Tax Treatment on disposal of rental property: Post-cessation interest (1)

When a rental property is sold, the sale proceeds may not always be sufficient to fully repay the outstanding balance of any loan used to acquire the original investment. The issue raised in these circumstances are whether (and for how long) deductions can continue to be claimed for interest expenses incurred after the sale of the asset (i.e., ‘post-cessation interest expenses’), when no income continues to be derived in respect of the asset.  

Fortunately, it has become a generally accepted principle that such interest deductions can continue to be claimed in respect of an outstanding loan balance related to an income-earning Activity that has ceased (i.e., a former income-earning activity), provided the occasion of the interest expenses can be found in that former income-earning activity. This is the case in both a business and non-business context. Refer to paragraph 10 of TR 2004/4.

That is, under the occasion test, where the occasion for an outgoing (e.g., interest expenses) originates from a transaction (e.g., a loan agreement) entered into in carrying on a former income-earning activity, a deduction (e.g., for interest expenses incurred) will generally be allowed under S.8-1. Refer to FCT v Brown [1999] FCA 721, Guest v FCT [2007] FCA 193 (Guest’s case) and TR 2004/4. When applying the occasion test to post-cessation interest, the ATO has provided a number of practical guidelines (primarily in TR 2004/4) that should be considered before claiming interest expenses after the sale of a rental property and are outlined as follows.

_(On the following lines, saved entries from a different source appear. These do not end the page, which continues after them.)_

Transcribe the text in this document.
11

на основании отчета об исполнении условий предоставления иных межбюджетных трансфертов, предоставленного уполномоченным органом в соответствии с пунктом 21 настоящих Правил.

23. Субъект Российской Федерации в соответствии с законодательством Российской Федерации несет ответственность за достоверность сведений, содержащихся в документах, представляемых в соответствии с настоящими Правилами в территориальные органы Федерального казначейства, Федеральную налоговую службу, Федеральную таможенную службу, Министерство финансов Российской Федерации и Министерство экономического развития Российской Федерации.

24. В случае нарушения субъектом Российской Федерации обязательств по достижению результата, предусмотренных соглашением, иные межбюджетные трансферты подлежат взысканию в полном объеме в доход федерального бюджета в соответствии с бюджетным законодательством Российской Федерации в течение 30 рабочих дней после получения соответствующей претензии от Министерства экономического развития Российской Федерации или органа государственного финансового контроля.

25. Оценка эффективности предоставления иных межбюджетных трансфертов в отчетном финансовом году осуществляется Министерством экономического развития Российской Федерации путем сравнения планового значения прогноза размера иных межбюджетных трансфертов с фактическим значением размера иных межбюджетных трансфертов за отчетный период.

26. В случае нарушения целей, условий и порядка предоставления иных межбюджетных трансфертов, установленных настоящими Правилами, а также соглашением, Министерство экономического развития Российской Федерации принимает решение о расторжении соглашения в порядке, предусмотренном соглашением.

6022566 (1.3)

1. Application of sale proceeds

For interest to remain deductible, the net sale proceeds from the sale of the income-earning asset (e.g., shares or a rental property) should be fully applied to the loan. Refer to TR 2004/4.

2. Legal entitlement to repay loan early

Generally, any legal entitlement to repay the loan before maturity would not, of itself, affect the deductibility of post-cessation interest expenses.

3. Capacity to repay loan

In TR 2004/4, the ATO takes the approach that a legal or economic inability to repay suggests that the loan has been kept ‘on foot’ for purposes related to a taxpayer’s former income-earning activities.

4. Re-financing

The re-financing of an existing loan after the sale of the income-earning asset (or investment) will not, of itself, break the nexus between the interest expenses and the former income-earning activity.

5. Length of time

In TR 2004/4, the ATO makes the comment that the: “…greater the time since the cessation of the income earning activities, the more likely it is that an inference could be drawn that the continuing obligation to pay interest is as a result of the taxpayer choosing to keep the loan on foot for reasons unassociated with the former income earning activities.”

As a result of these generally accepted principles, a common question that has been raised following the introduction of S.26-102 (and the restriction it places on the deductibility of holding costs in relation to vacant land from 1 July 2019) is how it impacts on a taxpayer’s ability to claim post-cessation interest on any resulting loan shortfall (following the disposal of a rental property).